With about 180 000 boxes of files and 60 000 account books on 50 kilometres of shelves, the Vienna Kriegsarchiv may indeed legitimately claim that it is by far Central Europe's biggest military archive.

Its collection of maps and plans comprising more than 600 000 items is the largest in Austria. Moreover, it boasts a collection of about 400 000 pictures.

The former library of the Kriegsarchiv is one of the most extensive collections of older specialist literature on military history. The Kriegsarchiv department of the Austrian State Archives originates from two institutions: the "Hofkriegskanzleiarchiv" (founded in 1711), the archive of the relevant authority, and "Kriegsarchiv" established by Archduke Karl in 1801 as a research institution of the army.

Ansicht von Sarajewo 1697 © OESTA

The holdings of the Kriegsarchiv, which consist of 22 record groups, the structure of which still reflects these two fundamentally different archival traditions. They can roughly be broken down into the following five major units:

1. Personnel files of officers, petty officers, soldiers and public servants of the armed forces from around 1740 to 1918; files pertaining to military decorations (1789 to 1958), including the archives of the Military Maria Theresia Order.

2. Feldakten, i.e. files containing materials on military operations of the imperial/Imperial and Royal field armies from the 16th century to 1882 (old field files and army files) as well as on operations during World War I between 1914 and 1918 (High Command of the Army, new field files).

3. Allerhöchster Oberbefehl, Zentral-, Mittel- und Territorialbehörden (supreme command, central, interim and territorial authorities). This group of holdings brings together the records of institutions around the Emperor (especially the military chancellery, the Adjutant General's office and the general staff), the central military services (Hofkriegsrat 1557 to 1848, Ministry of War 1848 to 1918, Ministry of Defence 1868 to 1918) and a number of other authorities, institutions and territorial commands such as the Office for Invalids, the Apostolic Military Vicariat, the supreme engineering and artillery authorities, the institutions of military education and training, the homes for military invalids as well as of individual general and military commands in the lands.

4. Navy and air force (19th and 20th centuries)

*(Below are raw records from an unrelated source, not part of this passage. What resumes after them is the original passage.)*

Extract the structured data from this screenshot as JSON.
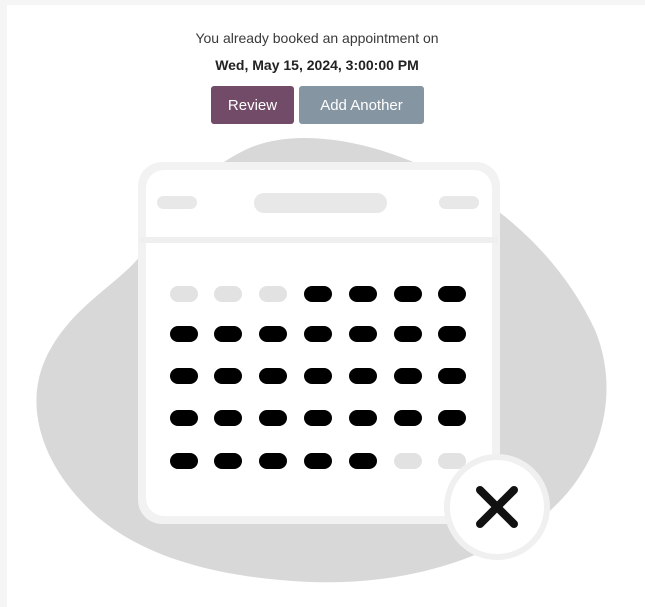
{
  "message": {
    "line1": "You already booked an appointment on",
    "datetime": "Wed, May 15, 2024, 3:00:00 PM"
  },
  "actions": {
    "review_label": "Review",
    "add_another_label": "Add Another"
  },
  "colors": {
    "review_button": "#714b67",
    "add_another_button": "#8595a2",
    "blob": "#d8d8d8",
    "calendar_dot_active": "#000000",
    "calendar_dot_inactive": "#e2e2e2"
  },
  "illustration": {
    "icon": "calendar-cancel-illustration",
    "badge_icon": "close-icon"
  }
}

5. Collections, in particular the collection of maps and plans, the picture collection, the collection of manuscripts and very significant legacies of military writings. The Kriegsarchiv is a "historical" archive. The official records kept here essentially end with the collapse of the Austro-Hungarian empire at the end of World War I (1918). The collections of the Kriegsarchiv continue to grow on an ongoing basis.